At the very center of this global crisis is the breakdown in the world position of American capitalism. The vast wealth and dominant world position that underlay American “exceptionalism”—i.e., the absence of a mass political movement of the working class—have been substantially eroded. American society is polarized along class lines to a degree unequalled since the social conflicts of the 1930s. But American capitalism is unable to offer the reforms that saved the system 75 years ago. The unending series of financial scandals and business failures have profoundly eroded public confidence in “free enterprise.” The theft of the 2000 election, the lies told by the government to justify the invasion of Iraq, and the horrors of Abu Ghraib and Guantánamo have shaken the faith of the working class in the institutions of American democracy.

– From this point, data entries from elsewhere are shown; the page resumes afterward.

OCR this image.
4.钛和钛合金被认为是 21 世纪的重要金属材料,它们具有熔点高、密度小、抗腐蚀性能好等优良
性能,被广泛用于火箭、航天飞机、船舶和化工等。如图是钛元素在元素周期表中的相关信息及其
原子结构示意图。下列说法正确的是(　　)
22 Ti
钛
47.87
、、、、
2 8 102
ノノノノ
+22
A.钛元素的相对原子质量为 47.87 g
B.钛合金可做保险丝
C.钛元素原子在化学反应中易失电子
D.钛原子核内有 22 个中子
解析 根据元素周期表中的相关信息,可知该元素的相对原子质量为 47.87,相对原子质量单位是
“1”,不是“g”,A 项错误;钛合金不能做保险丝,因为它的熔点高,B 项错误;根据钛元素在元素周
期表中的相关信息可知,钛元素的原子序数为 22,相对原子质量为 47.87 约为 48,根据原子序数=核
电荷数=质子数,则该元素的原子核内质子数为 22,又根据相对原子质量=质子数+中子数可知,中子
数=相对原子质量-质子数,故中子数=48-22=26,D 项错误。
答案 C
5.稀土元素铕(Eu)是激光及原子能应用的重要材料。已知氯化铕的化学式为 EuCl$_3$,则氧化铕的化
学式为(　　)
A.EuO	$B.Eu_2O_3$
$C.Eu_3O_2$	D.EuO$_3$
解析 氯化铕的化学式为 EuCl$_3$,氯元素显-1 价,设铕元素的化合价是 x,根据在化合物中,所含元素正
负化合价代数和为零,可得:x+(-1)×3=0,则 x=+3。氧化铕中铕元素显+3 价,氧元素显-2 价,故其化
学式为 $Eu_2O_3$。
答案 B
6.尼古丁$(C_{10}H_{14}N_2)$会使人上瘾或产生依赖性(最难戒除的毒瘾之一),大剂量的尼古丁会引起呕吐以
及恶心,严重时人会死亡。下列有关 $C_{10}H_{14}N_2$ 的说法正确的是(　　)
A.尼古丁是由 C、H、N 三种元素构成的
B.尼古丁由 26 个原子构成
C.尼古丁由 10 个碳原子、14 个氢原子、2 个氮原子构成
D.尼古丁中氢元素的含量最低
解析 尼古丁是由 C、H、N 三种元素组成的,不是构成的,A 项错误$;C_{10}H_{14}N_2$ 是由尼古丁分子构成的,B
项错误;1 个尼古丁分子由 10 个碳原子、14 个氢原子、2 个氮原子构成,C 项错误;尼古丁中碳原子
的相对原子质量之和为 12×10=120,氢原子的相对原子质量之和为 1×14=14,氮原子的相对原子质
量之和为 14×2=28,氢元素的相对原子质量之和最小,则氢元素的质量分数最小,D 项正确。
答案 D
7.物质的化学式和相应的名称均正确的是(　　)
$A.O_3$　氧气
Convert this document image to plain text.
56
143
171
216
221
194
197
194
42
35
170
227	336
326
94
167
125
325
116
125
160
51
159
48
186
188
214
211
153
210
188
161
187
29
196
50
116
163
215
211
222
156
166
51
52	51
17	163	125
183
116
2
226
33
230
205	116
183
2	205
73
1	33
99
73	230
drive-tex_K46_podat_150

The conditions for a radicalization of the social consciousness of the working class and an historic shift in its political allegiances are at an advanced stage. The United States is not exempt from the laws of historical development. It is entering into a period of revolutionary class conflict.
Only a party that is unequivocally oriented to and based on the working class, is guided by the most advanced political theory, has assimilated the lessons of the past struggles of the international working class, and developed a program that proceeds from a scientifically-grounded appraisal of the objective tendencies of socio-economic development, can meet the demands of a revolutionary epoch. The Socialist Equality Party and the International Committee represent and carry forward a vast historical tradition. There is not another political movement that can, or would even want to, retrace its own history. The opportunist organizations—the Social-Democrats, the Stalinists, the trade unions and the Pabloite tendencies—have no desire to be reminded of their record of blunders and crimes. Nor do they wish to be constrained in the exercise of their opportunist maneuvers by the invocation of history and principles. The International Committee of the Fourth International is the only party that consciously bases its political work on great principles and, therefore, can present its history to the working class, without any gaps. It will attract to its banner the most determined, courageous and honest elements among the workers and youth.
Celebrating the founding of the Fourth International, Trotsky declared in 1938:
We are not a party like other parties. ... Our aim is the full material and spiritual liberation of the toilers and exploited through the socialist revolution. Nobody will prepare it and nobody will guide it but ourselves.[1]
Seventy years later, the work of the Socialist Equality Party and the International Committee of the Fourth International invests these words with renewed significance.
“The Founding of the Fourth International” in Writings of Leon Trotsky [1938-39] (New York: Pathfinder, 2002), p. 93.